5:9 “mencobai” Ada dua istilah Yunani yang digunakan untuk menunjukkan hal ini. Yang dipakai oleh Lukas dalam bagian ini berkonotasi negatif seperti dalam Kel. 17:2 dan Ul. 6:16, di mana teks-teks ini memperingatkan terhadap menguji/mencobai YHWH (Bdk. Mazmur 78:18; 41, 56).

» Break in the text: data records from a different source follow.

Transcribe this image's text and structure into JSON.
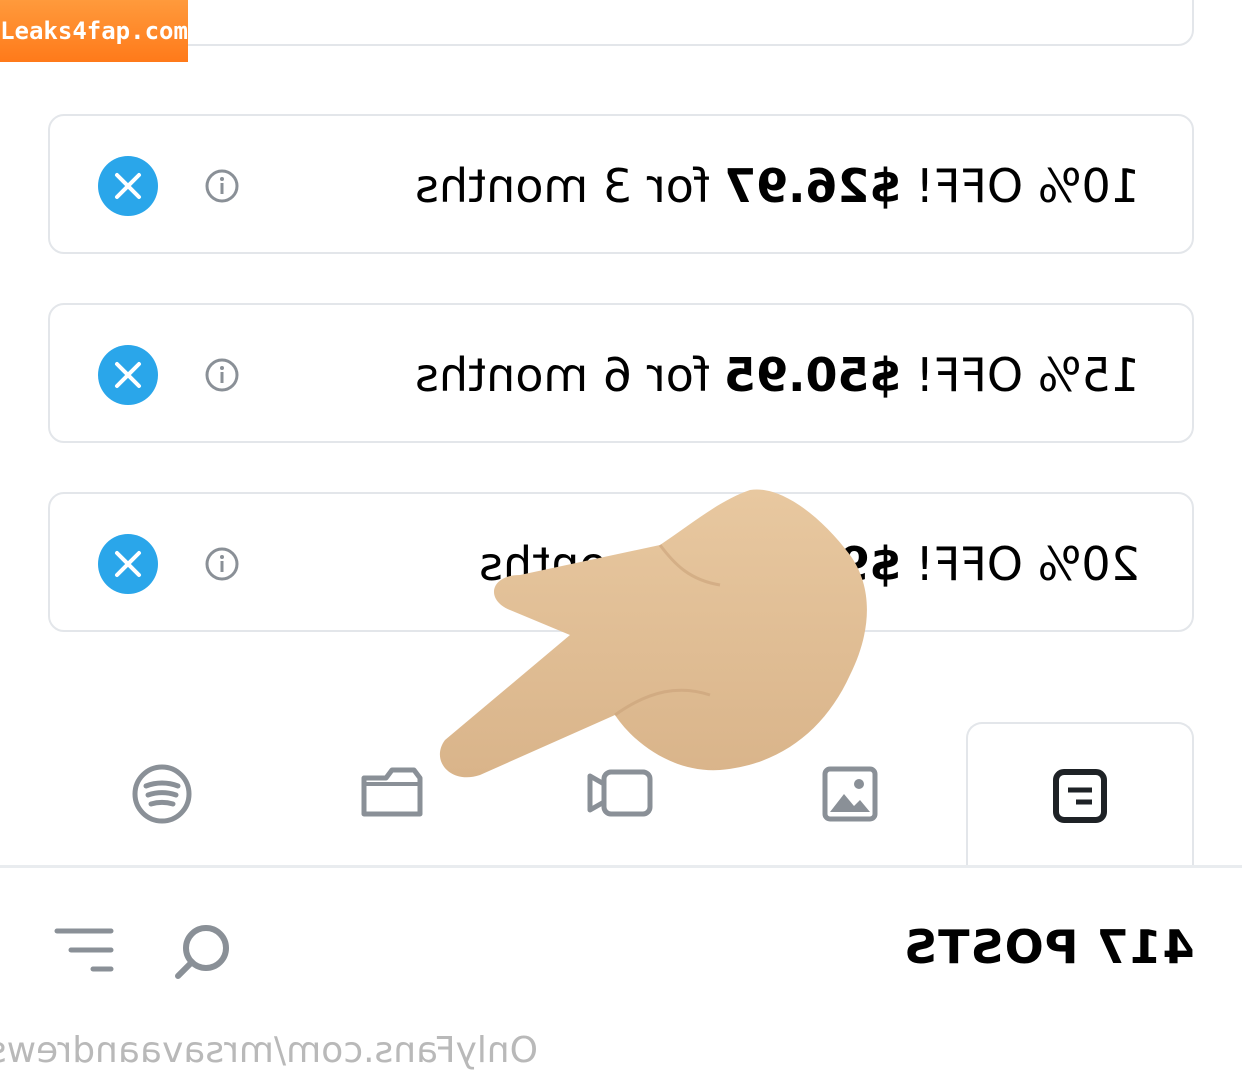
{
  "watermark": {
    "label": "Leaks4fap.com"
  },
  "offers": [
    {
      "discount": "10% OFF!",
      "price": "$26.97",
      "term": "for 3 months"
    },
    {
      "discount": "15% OFF!",
      "price": "$50.95",
      "term": "for 6 months"
    },
    {
      "discount": "20% OFF!",
      "price": "$9",
      "term": "onths"
    }
  ],
  "tabs": [
    {
      "icon": "posts-icon",
      "active": true
    },
    {
      "icon": "photo-icon",
      "active": false
    },
    {
      "icon": "video-icon",
      "active": false
    },
    {
      "icon": "folder-icon",
      "active": false
    },
    {
      "icon": "audio-icon",
      "active": false
    }
  ],
  "posts": {
    "count_label": "417 POSTS"
  },
  "footer": {
    "source": "OnlyFans.com/mrsavaandrews"
  },
  "colors": {
    "accent": "#2aa6ea",
    "icon": "#8a9097"
  }
}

Ada dua istilah Yunani yang memiliki pengertian menguji seseorang untuk tujuan tertentu:

1. δοκίμιον Istilah ini adalah istilah metalurgi untuk menguji keaslian sesuatu oleh api. Api ini memunculkan logam yang sesungguhnya dengan memisahkan (memurnikan) dari kotoran-kotorannya. Proses alamiah ini menjadi suatu ungkapan yang kuat bagi Allah atau manusia yang menguji orang lain. Istilah ini digunakan hanya dalam pengertian positif dari pengujian dengan suatu maksud kepada penerimaan (bdk. Yak. 1:3; Ibr. 3:9).

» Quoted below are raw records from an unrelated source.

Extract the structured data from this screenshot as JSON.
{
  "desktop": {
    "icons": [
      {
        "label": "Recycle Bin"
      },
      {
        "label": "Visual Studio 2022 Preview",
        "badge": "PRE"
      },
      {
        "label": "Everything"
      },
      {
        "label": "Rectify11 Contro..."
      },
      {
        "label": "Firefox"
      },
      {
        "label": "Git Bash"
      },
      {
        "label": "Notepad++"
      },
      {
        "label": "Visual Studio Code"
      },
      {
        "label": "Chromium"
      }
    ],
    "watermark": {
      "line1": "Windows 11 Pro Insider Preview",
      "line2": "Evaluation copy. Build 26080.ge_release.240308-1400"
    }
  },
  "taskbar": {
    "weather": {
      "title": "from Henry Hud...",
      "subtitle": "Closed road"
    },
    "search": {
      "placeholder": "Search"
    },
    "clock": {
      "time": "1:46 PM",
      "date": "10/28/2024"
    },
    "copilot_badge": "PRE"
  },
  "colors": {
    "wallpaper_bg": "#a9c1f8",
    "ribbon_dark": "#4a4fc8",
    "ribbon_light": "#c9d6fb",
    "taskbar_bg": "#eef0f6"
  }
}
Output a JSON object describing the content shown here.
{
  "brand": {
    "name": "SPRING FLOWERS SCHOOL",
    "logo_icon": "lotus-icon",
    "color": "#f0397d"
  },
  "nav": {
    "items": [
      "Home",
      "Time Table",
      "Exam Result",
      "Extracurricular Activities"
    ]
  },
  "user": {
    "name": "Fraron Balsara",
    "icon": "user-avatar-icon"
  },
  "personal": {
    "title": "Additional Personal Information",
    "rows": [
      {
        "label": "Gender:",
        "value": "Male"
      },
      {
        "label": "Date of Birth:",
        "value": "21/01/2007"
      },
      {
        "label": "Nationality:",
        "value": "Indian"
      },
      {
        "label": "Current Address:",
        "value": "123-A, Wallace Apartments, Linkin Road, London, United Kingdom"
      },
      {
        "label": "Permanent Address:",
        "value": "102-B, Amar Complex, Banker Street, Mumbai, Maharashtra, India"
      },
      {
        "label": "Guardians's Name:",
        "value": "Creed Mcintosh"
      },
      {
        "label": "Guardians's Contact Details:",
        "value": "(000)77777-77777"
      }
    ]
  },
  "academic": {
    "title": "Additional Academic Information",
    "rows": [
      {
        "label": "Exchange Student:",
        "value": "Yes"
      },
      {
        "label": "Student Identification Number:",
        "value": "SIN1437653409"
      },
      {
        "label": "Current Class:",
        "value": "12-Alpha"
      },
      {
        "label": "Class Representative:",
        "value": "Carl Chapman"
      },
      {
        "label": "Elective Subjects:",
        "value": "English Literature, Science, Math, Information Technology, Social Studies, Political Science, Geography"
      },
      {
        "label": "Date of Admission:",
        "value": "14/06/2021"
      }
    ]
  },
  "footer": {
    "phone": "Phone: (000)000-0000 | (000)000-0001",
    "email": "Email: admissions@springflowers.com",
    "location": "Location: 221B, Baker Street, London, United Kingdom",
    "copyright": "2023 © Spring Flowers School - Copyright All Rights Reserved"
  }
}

2. πειράζω Istilah ini memiliki konotasi tujuan untuk maksud mencari kesalahan atau penolakan. Ini sering digunakan sebagai gelar dari setan (Mat. 4:3; 1Tes. 3:5) dan dalam kaitan dengan pencobaan Yesus di padang gurun (Mat. 4:1; Ibr. 2:18).

5:11 “sangat ketakutanlah… semua orang yang mendengar hal itu.” Lukas menggunakan kata umum Phobos beberapa kali dalam pengertian umum yang sama (lih. Luk. 1:69; 3:37, Kis. 19:17). Bagi orang percaya itu adalah rasa penghormatan, menghargai, dan kagum, tetapi untuk orang-orang kafir itu adalah suatu ketakutan dan teror (lih. Lukas 12:4-5; Ibrani 10:31).

Aplikasi:

Bersyukurlah dan bersukacitalah karena Roh Kudus yang mendiami kita adalah Allah yang berkuasa, yang sanggup untuk menolong, menghibur dan memampukan kita untuk melewati segala pergumulan yang kita alami

Roh Kudus berhak mendapatkan penghormatan dan pengagungan dari setiap kehidupan dan ibadah orang percaya.

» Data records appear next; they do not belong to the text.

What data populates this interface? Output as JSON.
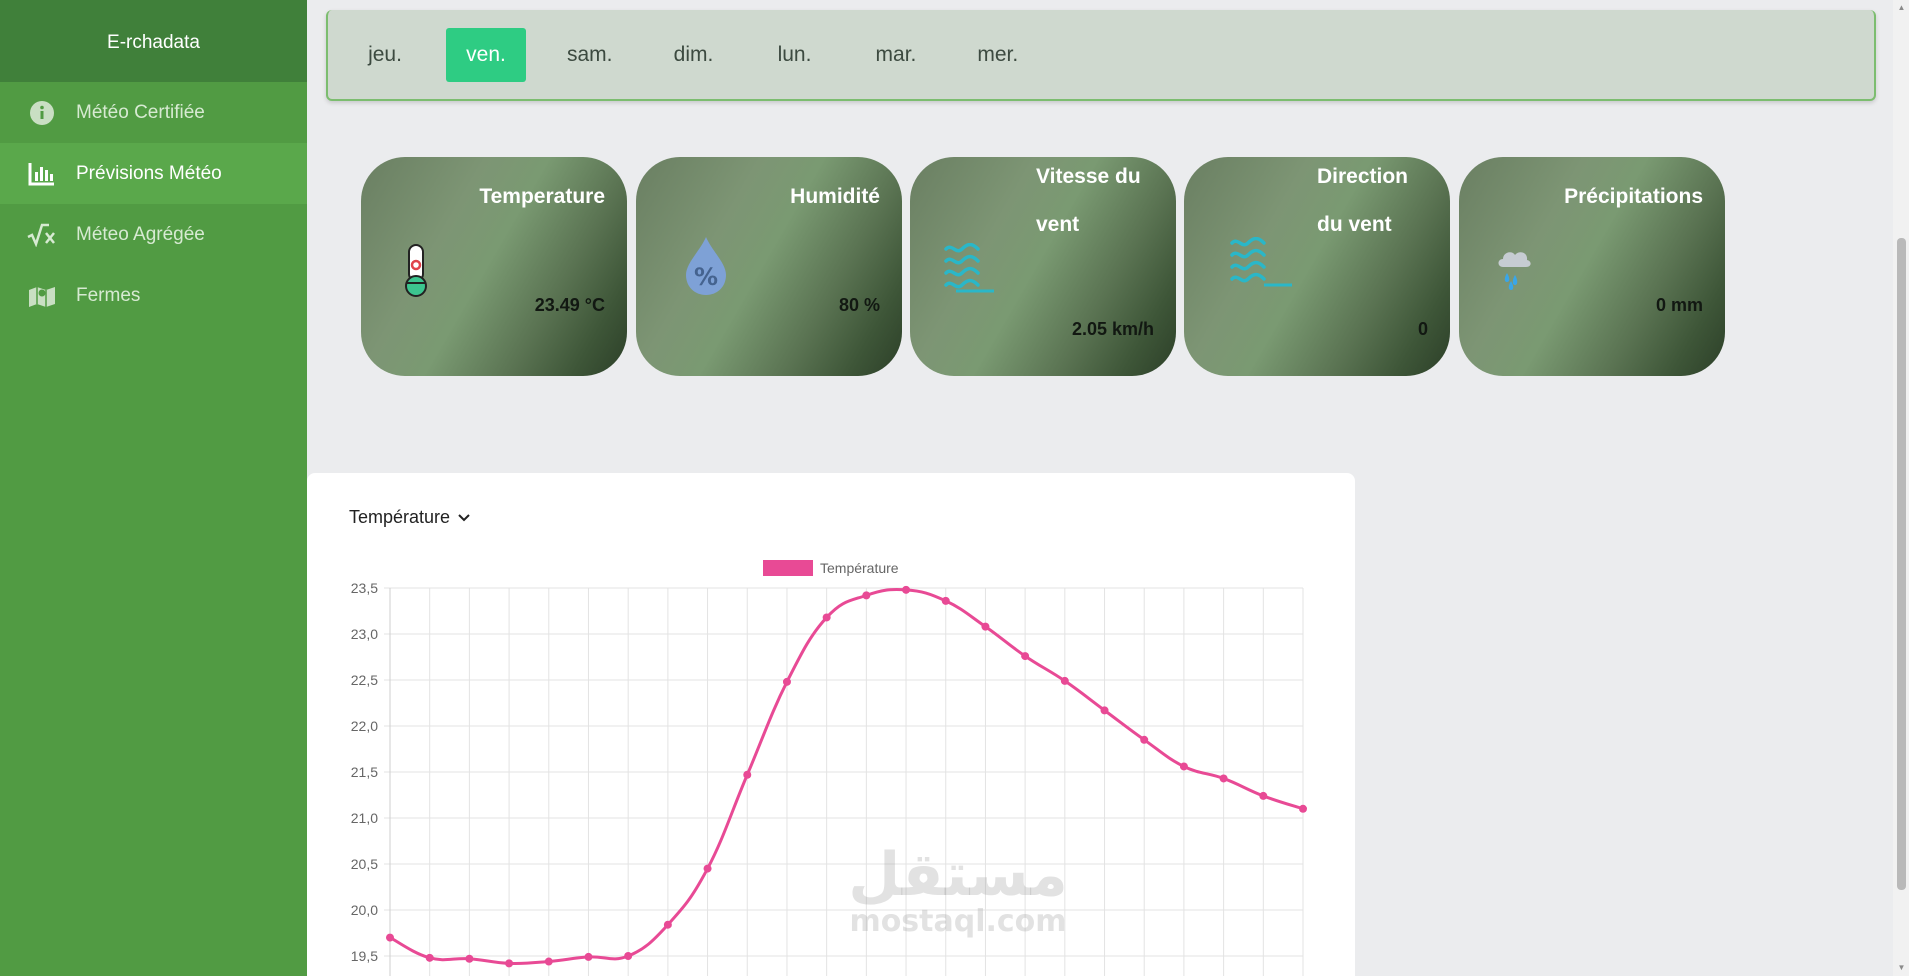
{
  "sidebar": {
    "brand": "E-rchadata",
    "items": [
      {
        "label": "Météo Certifiée",
        "icon": "info-circle-icon",
        "active": false
      },
      {
        "label": "Prévisions Météo",
        "icon": "bar-chart-icon",
        "active": true
      },
      {
        "label": "Méteo Agrégée",
        "icon": "square-root-icon",
        "active": false
      },
      {
        "label": "Fermes",
        "icon": "map-icon",
        "active": false
      }
    ]
  },
  "days": {
    "items": [
      "jeu.",
      "ven.",
      "sam.",
      "dim.",
      "lun.",
      "mar.",
      "mer."
    ],
    "active": "ven."
  },
  "cards": {
    "temperature": {
      "title": "Temperature",
      "value": "23.49 °C",
      "icon": "thermometer-icon"
    },
    "humidity": {
      "title": "Humidité",
      "value": "80 %",
      "icon": "humidity-drop-icon"
    },
    "wind_speed": {
      "title_line1": "Vitesse du",
      "title_line2": "vent",
      "value": "2.05 km/h",
      "icon": "wind-waves-icon"
    },
    "wind_direction": {
      "title_line1": "Direction",
      "title_line2": "du vent",
      "value": "0",
      "icon": "wind-direction-icon"
    },
    "precipitation": {
      "title": "Précipitations",
      "value": "0 mm",
      "icon": "rain-cloud-icon"
    }
  },
  "chart_selector": {
    "label": "Température",
    "icon": "chevron-down-icon"
  },
  "chart_data": {
    "type": "line",
    "legend": "Température",
    "color": "#e84a95",
    "y_ticks": [
      "23,5",
      "23,0",
      "22,5",
      "22,0",
      "21,5",
      "21,0",
      "20,5",
      "20,0",
      "19,5"
    ],
    "ylim": [
      19.5,
      23.5
    ],
    "values": [
      19.7,
      19.48,
      19.47,
      19.42,
      19.44,
      19.49,
      19.5,
      19.84,
      20.45,
      21.47,
      22.48,
      23.18,
      23.42,
      23.48,
      23.36,
      23.08,
      22.76,
      22.49,
      22.17,
      21.85,
      21.56,
      21.43,
      21.24,
      21.1
    ],
    "grid": true,
    "legend_position": "top"
  },
  "watermark": {
    "arabic": "مستقل",
    "latin": "mostaql.com"
  }
}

Setiap kebenaran yang telah dipahami, tetapi dengan sengaja dan sadar memilih untuk melanggarnya adalah sama dengan dosa mencobai Tuhan. Karena itu, bergumulah sampai pada titik maksimal untuk menaati setiap kebenaran yang telah dipahami.

Hanya Roh Kudus yang sanggup untuk memimpin kita pada kehidupan yang berkenan kepada Allah, karena itu biarlah setiap kita membuka hati untuk dipenuhi dan dipimpin oleh kuasa-Nya.